Moving forward, it is important to note that representation isn’t just about illuminating trans individuals. It’s about including their existence in everyday lives. It’s a world where the places people work, the places people visit, and the people you love aren’t the same as the majority.

How to View Don’t You Think We’ll Get There?

During the day, Don’t You Think We’ll Get There? can be viewed on monitors inside the ICP Museum and during evening hours, images are literally “projected” onto the windows of the ICP Museum; they can be viewed from the sidewalk outside the Museum and are most visible after sunset. Learn more about Projected.

About the Artist

Lia Haley Clay is a transgender portrait and fashion photographer based in Brooklyn, New York. Clay was born and raised in Raleigh, North Carolina, and graduated from the Savannah College of Art and Design with a degree in photography. She went on to get her graduate degree in fashion photography from the School of Visual Arts in New York. Her work seeks to demystify the portrayal of transgender individuals within the media, photographing them from a place of honesty and respect. She often references growing up queer in the South, and seeks the natural light in found spaces that, for her, evoke the places she first started photographing in her grandmother’s backyard.

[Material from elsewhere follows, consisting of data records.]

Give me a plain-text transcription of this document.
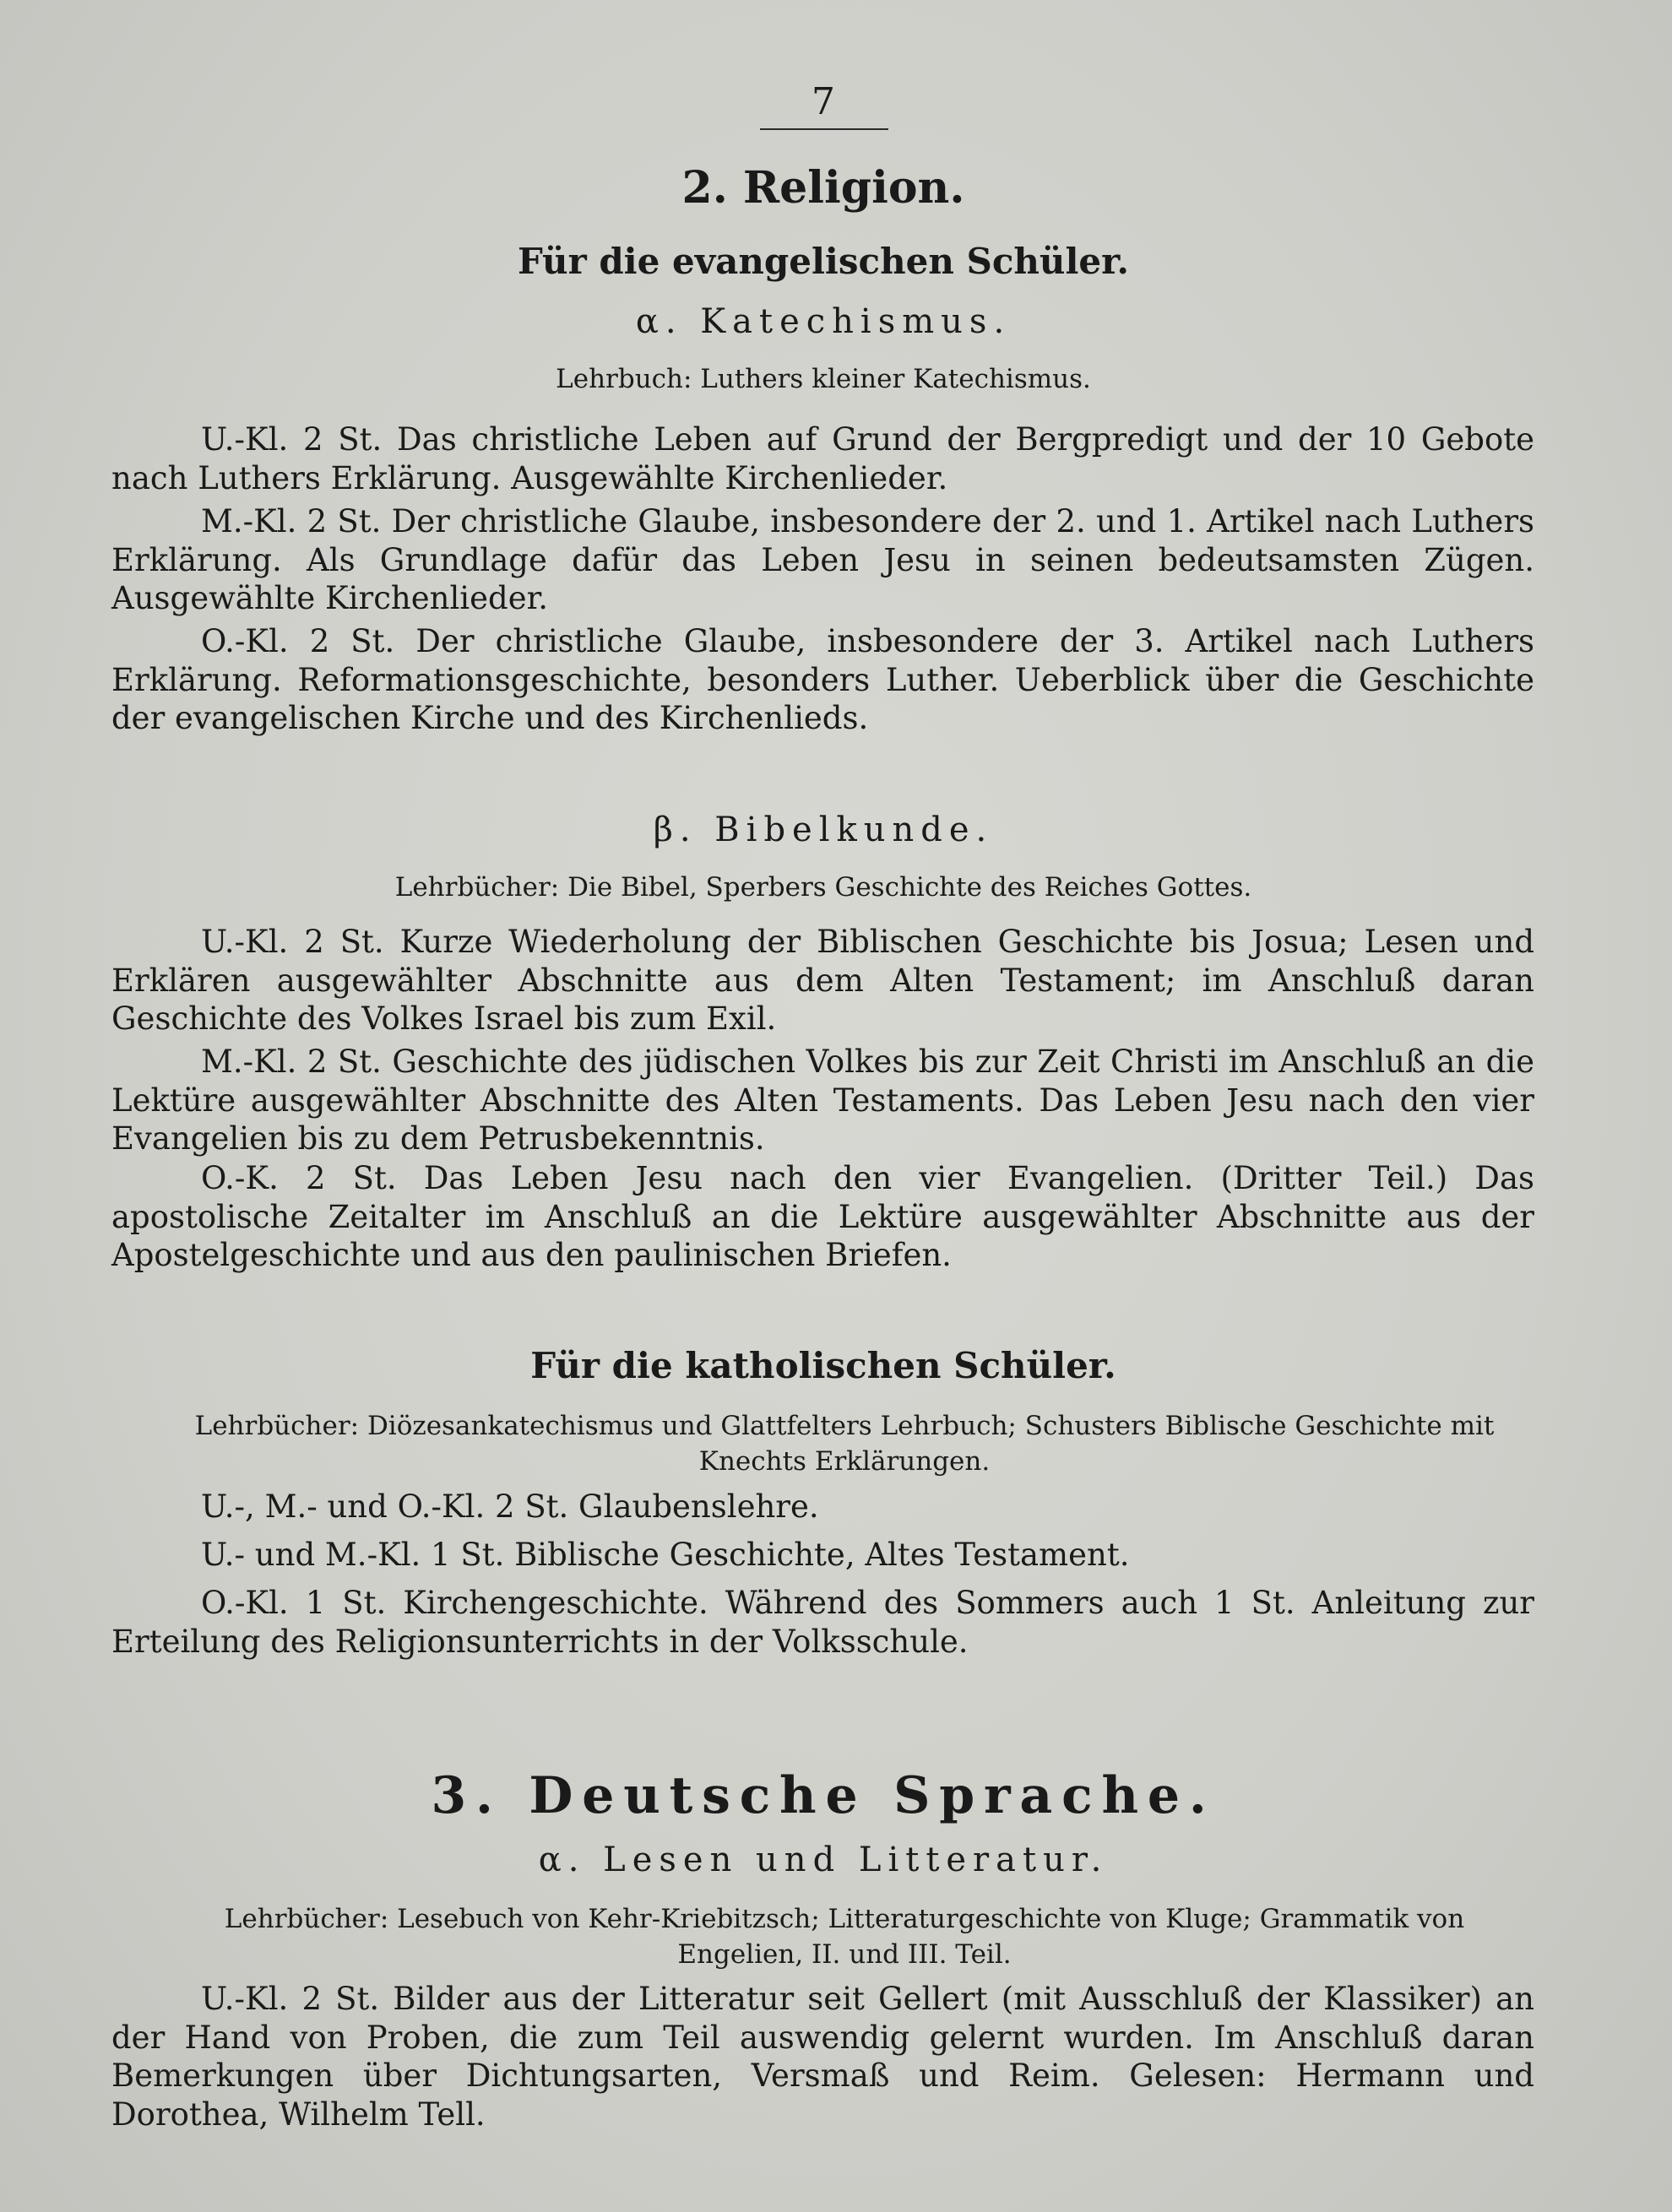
7
2. Religion.
Für die evangelischen Schüler.
α. Katechismus.
Lehrbuch: Luthers kleiner Katechismus.
U.-Kl. 2 St. Das christliche Leben auf Grund der Bergpredigt und der 10 Gebote nach Luthers Erklärung. Ausgewählte Kirchenlieder.
M.-Kl. 2 St. Der christliche Glaube, insbesondere der 2. und 1. Artikel nach Luthers Erklärung. Als Grundlage dafür das Leben Jesu in seinen bedeutsamsten Zügen. Ausgewählte Kirchenlieder.
O.-Kl. 2 St. Der christliche Glaube, insbesondere der 3. Artikel nach Luthers Erklärung. Reformationsgeschichte, besonders Luther. Ueberblick über die Geschichte der evangelischen Kirche und des Kirchenlieds.
β. Bibelkunde.
Lehrbücher: Die Bibel, Sperbers Geschichte des Reiches Gottes.
U.-Kl. 2 St. Kurze Wiederholung der Biblischen Geschichte bis Josua; Lesen und Erklären ausgewählter Abschnitte aus dem Alten Testament; im Anschluß daran Geschichte des Volkes Israel bis zum Exil.
M.-Kl. 2 St. Geschichte des jüdischen Volkes bis zur Zeit Christi im Anschluß an die Lektüre ausgewählter Abschnitte des Alten Testaments. Das Leben Jesu nach den vier Evangelien bis zu dem Petrusbekenntnis.
O.-K. 2 St. Das Leben Jesu nach den vier Evangelien. (Dritter Teil.) Das apostolische Zeitalter im Anschluß an die Lektüre ausgewählter Abschnitte aus der Apostelgeschichte und aus den paulinischen Briefen.
Für die katholischen Schüler.
Lehrbücher: Diözesankatechismus und Glattfelters Lehrbuch; Schusters Biblische Geschichte mit Knechts Erklärungen.
U.-, M.- und O.-Kl. 2 St. Glaubenslehre.
U.- und M.-Kl. 1 St. Biblische Geschichte, Altes Testament.
O.-Kl. 1 St. Kirchengeschichte. Während des Sommers auch 1 St. Anleitung zur Erteilung des Religionsunterrichts in der Volksschule.
3. Deutsche Sprache.
α. Lesen und Litteratur.
Lehrbücher: Lesebuch von Kehr-Kriebitzsch; Litteraturgeschichte von Kluge; Grammatik von Engelien, II. und III. Teil.
U.-Kl. 2 St. Bilder aus der Litteratur seit Gellert (mit Ausschluß der Klassiker) an der Hand von Proben, die zum Teil auswendig gelernt wurden. Im Anschluß daran Bemerkungen über Dichtungsarten, Versmaß und Reim. Gelesen: Hermann und Dorothea, Wilhelm Tell.
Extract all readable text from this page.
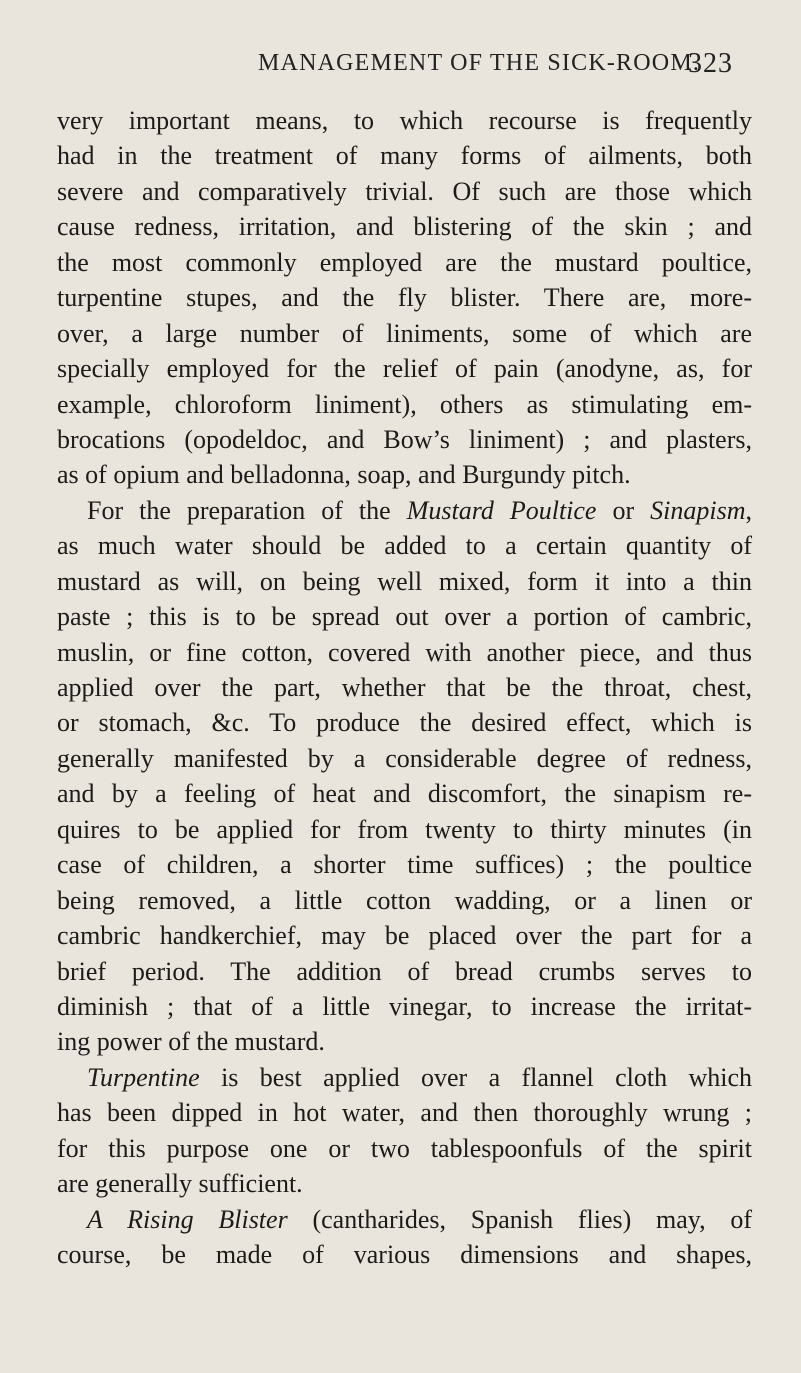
MANAGEMENT OF THE SICK-ROOM.
323
very important means, to which recourse is frequently
had in the treatment of many forms of ailments, both
severe and comparatively trivial. Of such are those which
cause redness, irritation, and blistering of the skin ; and
the most commonly employed are the mustard poultice,
turpentine stupes, and the fly blister. There are, more-
over, a large number of liniments, some of which are
specially employed for the relief of pain (anodyne, as, for
example, chloroform liniment), others as stimulating em-
brocations (opodeldoc, and Bow’s liniment) ; and plasters,
as of opium and belladonna, soap, and Burgundy pitch.
For the preparation of the Mustard Poultice or Sinapism,
as much water should be added to a certain quantity of
mustard as will, on being well mixed, form it into a thin
paste ; this is to be spread out over a portion of cambric,
muslin, or fine cotton, covered with another piece, and thus
applied over the part, whether that be the throat, chest,
or stomach, &c. To produce the desired effect, which is
generally manifested by a considerable degree of redness,
and by a feeling of heat and discomfort, the sinapism re-
quires to be applied for from twenty to thirty minutes (in
case of children, a shorter time suffices) ; the poultice
being removed, a little cotton wadding, or a linen or
cambric handkerchief, may be placed over the part for a
brief period. The addition of bread crumbs serves to
diminish ; that of a little vinegar, to increase the irritat-
ing power of the mustard.
Turpentine is best applied over a flannel cloth which
has been dipped in hot water, and then thoroughly wrung ;
for this purpose one or two tablespoonfuls of the spirit
are generally sufficient.
A Rising Blister (cantharides, Spanish flies) may, of
course, be made of various dimensions and shapes,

In 2017, Clay exhibited at Milk Studios, Brooklyn’s Photoville, and in a group show alongside Nan Goldin and William Wegmen at Colette. Her image featuring a trans woman standing on a New York beach was featured in Aperture magazine’s “Future Gender” issue, guest edited by Zackary Drucker and Kate Bornstein. She shot the 2017 and 2018 covers of Luis Venegas’ Candy magazine, and photographed Hillary Clinton for Teen Vogue. In her published work, she pushes to pursue her ideals of portraiture in an industry oversaturated with cisgender perspectives, and to choose projects that push for diversity both in front of and behind the camera.